W jakim kierunku idzie dzisiaj rolnictwo i co innowacyjnego się wykorzystuje? – To bardzo ciekawy temat – twierdzi Wiesław Gryn. – Rzecz, którą będziemy musieli w rolnictwie dzisiaj spełniać, to zapotrzebowanie na energię. To w ogóle nie koliduje z produkcją roślinną. To nie jest prawda, że to zabiera jakąś część pod uprawy. Można w ten sposób zbudować farmę fotowoltaiczną na słupach przypominających megasłoneczniki. Ta konstrukcja byłaby 4-5 metrów nad ziemią. Możemy wtedy sobie pod tymi parasolami spokojnie uprawiać rośliny. Myśmy nawet liczyli, że w każdej wsi powinno być ok. 50 ha takich stanowisk.

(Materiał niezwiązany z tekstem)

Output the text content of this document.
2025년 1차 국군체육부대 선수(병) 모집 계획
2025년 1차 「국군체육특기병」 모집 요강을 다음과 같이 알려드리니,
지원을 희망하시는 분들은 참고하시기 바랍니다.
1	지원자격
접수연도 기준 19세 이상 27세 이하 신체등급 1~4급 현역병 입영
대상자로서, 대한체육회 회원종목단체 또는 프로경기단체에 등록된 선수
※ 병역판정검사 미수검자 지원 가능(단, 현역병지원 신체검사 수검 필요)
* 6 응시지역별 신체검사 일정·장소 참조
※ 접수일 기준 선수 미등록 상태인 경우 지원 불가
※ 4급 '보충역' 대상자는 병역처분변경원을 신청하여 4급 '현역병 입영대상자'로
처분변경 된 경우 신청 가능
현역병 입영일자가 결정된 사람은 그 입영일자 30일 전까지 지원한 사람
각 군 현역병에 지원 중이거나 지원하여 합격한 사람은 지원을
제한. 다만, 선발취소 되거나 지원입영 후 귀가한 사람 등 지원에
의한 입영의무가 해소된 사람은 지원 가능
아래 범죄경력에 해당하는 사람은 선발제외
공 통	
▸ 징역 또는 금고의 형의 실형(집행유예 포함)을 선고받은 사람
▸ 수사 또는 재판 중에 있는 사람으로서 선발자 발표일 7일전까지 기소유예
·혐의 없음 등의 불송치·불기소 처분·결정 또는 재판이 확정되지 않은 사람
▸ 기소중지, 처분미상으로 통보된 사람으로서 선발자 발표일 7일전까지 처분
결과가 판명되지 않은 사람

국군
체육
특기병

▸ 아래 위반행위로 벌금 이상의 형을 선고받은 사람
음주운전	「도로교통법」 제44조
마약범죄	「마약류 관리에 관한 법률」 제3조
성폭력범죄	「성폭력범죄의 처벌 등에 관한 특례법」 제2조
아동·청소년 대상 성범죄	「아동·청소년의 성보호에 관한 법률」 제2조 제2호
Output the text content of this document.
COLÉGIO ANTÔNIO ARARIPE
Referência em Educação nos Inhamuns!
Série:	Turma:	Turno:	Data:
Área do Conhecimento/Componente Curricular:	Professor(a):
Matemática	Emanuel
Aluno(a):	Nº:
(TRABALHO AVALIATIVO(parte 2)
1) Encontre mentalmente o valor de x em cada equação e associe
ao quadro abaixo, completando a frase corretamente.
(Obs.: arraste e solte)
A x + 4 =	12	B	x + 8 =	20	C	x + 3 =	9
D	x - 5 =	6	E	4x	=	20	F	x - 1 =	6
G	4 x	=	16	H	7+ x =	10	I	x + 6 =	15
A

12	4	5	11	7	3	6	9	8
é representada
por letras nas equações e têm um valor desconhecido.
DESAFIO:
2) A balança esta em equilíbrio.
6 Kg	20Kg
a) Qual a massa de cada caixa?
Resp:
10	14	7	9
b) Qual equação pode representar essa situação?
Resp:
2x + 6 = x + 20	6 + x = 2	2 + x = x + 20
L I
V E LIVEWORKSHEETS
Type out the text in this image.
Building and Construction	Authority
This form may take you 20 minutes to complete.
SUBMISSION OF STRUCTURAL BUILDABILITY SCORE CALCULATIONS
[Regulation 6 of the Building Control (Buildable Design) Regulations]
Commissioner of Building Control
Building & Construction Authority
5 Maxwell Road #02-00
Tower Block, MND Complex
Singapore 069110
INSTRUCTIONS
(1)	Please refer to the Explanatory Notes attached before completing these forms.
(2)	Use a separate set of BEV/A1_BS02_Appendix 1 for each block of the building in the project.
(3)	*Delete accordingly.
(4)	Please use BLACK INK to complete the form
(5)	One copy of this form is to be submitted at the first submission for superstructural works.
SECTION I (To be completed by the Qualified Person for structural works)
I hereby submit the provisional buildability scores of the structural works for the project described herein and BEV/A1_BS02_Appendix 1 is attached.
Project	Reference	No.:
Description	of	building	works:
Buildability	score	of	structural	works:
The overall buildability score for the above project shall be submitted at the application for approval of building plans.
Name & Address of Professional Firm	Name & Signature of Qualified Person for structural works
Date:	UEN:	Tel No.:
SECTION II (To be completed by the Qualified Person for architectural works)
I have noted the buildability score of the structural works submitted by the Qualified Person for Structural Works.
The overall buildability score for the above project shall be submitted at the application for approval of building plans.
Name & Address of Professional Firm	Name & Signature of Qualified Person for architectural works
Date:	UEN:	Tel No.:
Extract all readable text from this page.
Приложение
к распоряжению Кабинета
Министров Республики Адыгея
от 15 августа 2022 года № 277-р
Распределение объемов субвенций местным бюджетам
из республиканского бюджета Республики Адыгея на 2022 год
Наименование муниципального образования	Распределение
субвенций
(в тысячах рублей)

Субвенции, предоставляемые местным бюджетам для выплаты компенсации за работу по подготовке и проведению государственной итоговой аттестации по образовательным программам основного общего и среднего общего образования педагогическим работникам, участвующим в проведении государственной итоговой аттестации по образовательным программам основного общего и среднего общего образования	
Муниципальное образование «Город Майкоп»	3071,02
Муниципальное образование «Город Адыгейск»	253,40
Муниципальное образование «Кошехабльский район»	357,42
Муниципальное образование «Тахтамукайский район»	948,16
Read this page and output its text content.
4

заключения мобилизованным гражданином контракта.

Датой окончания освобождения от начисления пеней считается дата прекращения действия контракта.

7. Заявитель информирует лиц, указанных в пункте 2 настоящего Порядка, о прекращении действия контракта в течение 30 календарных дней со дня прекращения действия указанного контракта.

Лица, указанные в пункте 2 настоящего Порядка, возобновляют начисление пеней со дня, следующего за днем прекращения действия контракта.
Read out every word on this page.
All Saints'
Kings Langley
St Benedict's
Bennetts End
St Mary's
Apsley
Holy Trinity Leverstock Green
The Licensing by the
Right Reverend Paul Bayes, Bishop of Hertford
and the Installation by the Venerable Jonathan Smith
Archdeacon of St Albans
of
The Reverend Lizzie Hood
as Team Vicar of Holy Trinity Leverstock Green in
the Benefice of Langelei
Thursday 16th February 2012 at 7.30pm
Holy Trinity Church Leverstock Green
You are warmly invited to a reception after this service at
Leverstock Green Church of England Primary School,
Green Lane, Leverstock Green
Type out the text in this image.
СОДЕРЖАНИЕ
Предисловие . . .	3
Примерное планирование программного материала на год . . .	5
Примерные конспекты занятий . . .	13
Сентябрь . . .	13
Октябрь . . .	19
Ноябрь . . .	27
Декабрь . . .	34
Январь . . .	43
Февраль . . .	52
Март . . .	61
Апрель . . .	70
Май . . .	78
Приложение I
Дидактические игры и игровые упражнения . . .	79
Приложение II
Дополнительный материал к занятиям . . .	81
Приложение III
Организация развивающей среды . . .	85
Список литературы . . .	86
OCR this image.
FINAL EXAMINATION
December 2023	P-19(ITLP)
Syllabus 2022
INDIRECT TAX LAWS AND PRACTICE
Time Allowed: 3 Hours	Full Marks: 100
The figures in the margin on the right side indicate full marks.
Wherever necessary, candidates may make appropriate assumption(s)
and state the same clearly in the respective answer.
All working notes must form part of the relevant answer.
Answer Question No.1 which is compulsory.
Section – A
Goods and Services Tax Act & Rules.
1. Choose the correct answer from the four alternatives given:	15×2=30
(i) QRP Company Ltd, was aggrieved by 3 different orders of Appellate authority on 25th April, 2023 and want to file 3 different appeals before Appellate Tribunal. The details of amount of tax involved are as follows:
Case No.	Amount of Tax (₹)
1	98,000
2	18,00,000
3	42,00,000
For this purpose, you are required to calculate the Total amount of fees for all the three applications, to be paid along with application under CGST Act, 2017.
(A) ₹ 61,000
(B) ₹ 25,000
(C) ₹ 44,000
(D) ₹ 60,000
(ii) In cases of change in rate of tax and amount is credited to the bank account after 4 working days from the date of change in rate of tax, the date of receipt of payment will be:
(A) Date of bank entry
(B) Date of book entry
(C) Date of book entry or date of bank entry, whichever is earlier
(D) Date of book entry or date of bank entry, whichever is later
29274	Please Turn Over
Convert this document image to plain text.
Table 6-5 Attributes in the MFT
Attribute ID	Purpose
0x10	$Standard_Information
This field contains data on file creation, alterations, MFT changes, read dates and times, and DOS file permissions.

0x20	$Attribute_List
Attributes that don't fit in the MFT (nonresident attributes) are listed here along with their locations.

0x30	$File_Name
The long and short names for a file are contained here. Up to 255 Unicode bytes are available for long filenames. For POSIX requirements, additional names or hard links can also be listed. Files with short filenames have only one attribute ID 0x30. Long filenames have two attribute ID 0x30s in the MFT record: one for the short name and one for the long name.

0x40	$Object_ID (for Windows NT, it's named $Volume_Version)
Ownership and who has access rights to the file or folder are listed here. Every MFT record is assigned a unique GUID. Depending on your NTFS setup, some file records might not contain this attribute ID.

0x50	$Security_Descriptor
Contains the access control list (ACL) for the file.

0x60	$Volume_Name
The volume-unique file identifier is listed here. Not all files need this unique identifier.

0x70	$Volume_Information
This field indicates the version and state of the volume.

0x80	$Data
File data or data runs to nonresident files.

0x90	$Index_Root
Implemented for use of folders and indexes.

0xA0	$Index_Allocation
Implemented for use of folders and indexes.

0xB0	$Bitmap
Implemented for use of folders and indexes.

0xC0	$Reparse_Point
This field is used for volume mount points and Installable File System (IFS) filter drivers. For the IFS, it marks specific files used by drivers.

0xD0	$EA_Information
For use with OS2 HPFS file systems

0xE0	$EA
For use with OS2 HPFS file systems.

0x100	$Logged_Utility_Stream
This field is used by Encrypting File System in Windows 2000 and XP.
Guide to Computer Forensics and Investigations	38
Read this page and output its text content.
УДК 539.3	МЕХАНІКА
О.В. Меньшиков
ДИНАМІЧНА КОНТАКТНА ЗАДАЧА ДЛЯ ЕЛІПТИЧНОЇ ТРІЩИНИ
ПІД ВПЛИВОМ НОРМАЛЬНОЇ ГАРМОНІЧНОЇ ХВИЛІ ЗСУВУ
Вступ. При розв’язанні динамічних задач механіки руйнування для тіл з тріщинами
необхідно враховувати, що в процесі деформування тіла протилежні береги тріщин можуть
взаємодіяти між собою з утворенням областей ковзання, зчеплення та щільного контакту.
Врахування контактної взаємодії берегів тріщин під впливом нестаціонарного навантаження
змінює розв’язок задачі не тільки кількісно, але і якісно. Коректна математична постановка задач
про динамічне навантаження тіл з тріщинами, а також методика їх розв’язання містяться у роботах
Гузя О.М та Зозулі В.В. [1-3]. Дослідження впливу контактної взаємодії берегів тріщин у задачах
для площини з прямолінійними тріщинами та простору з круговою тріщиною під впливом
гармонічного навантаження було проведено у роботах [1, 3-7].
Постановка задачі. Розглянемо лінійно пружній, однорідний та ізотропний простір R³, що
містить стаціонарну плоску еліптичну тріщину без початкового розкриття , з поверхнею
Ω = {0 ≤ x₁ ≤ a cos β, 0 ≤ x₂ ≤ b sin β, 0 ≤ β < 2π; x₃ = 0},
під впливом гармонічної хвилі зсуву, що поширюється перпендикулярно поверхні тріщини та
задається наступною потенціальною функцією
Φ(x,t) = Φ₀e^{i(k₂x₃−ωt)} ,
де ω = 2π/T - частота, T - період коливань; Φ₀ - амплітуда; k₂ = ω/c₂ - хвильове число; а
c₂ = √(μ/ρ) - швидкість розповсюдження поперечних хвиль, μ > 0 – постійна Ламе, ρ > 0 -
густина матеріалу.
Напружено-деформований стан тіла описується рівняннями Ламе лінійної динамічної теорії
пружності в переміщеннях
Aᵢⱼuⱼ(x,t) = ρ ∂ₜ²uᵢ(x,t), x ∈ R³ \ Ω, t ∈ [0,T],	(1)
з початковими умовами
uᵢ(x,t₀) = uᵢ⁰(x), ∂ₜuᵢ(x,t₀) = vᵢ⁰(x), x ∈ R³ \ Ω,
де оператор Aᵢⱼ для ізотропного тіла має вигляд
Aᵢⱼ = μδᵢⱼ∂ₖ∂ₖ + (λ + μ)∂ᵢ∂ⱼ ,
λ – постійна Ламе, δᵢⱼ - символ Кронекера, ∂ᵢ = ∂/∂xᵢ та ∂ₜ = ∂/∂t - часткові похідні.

Prąd tutaj nie „spadnie”. To zaspokoiłoby potrzeby miejscowości i przynajmniej połowę jeszcze moglibyśmy wytransferować na zewnątrz. Fotowoltaika w takim wydaniu polowym, już nie przydomowym, może być domeną rolników i dodatkowym źródłem dochodu.
Podczas targów prezentowano również nowe metody walki z suszą. Wiesław Gryn, rolnik z Rogowa na Zamojszczyźnie, opowiedział o metodzie podpatrzonej u amerykańskich farmerów, dzięki której rośliny magazynują wodę. Zrobił to całkowicie odstawiając pług i sprzęt do orania ziemi. Zamiast tego zastosował dżdżownice oraz bakterie tlenowe. Tym sposobem w czasie ostatniej suszy miał większe plony niż w poprzednich latach.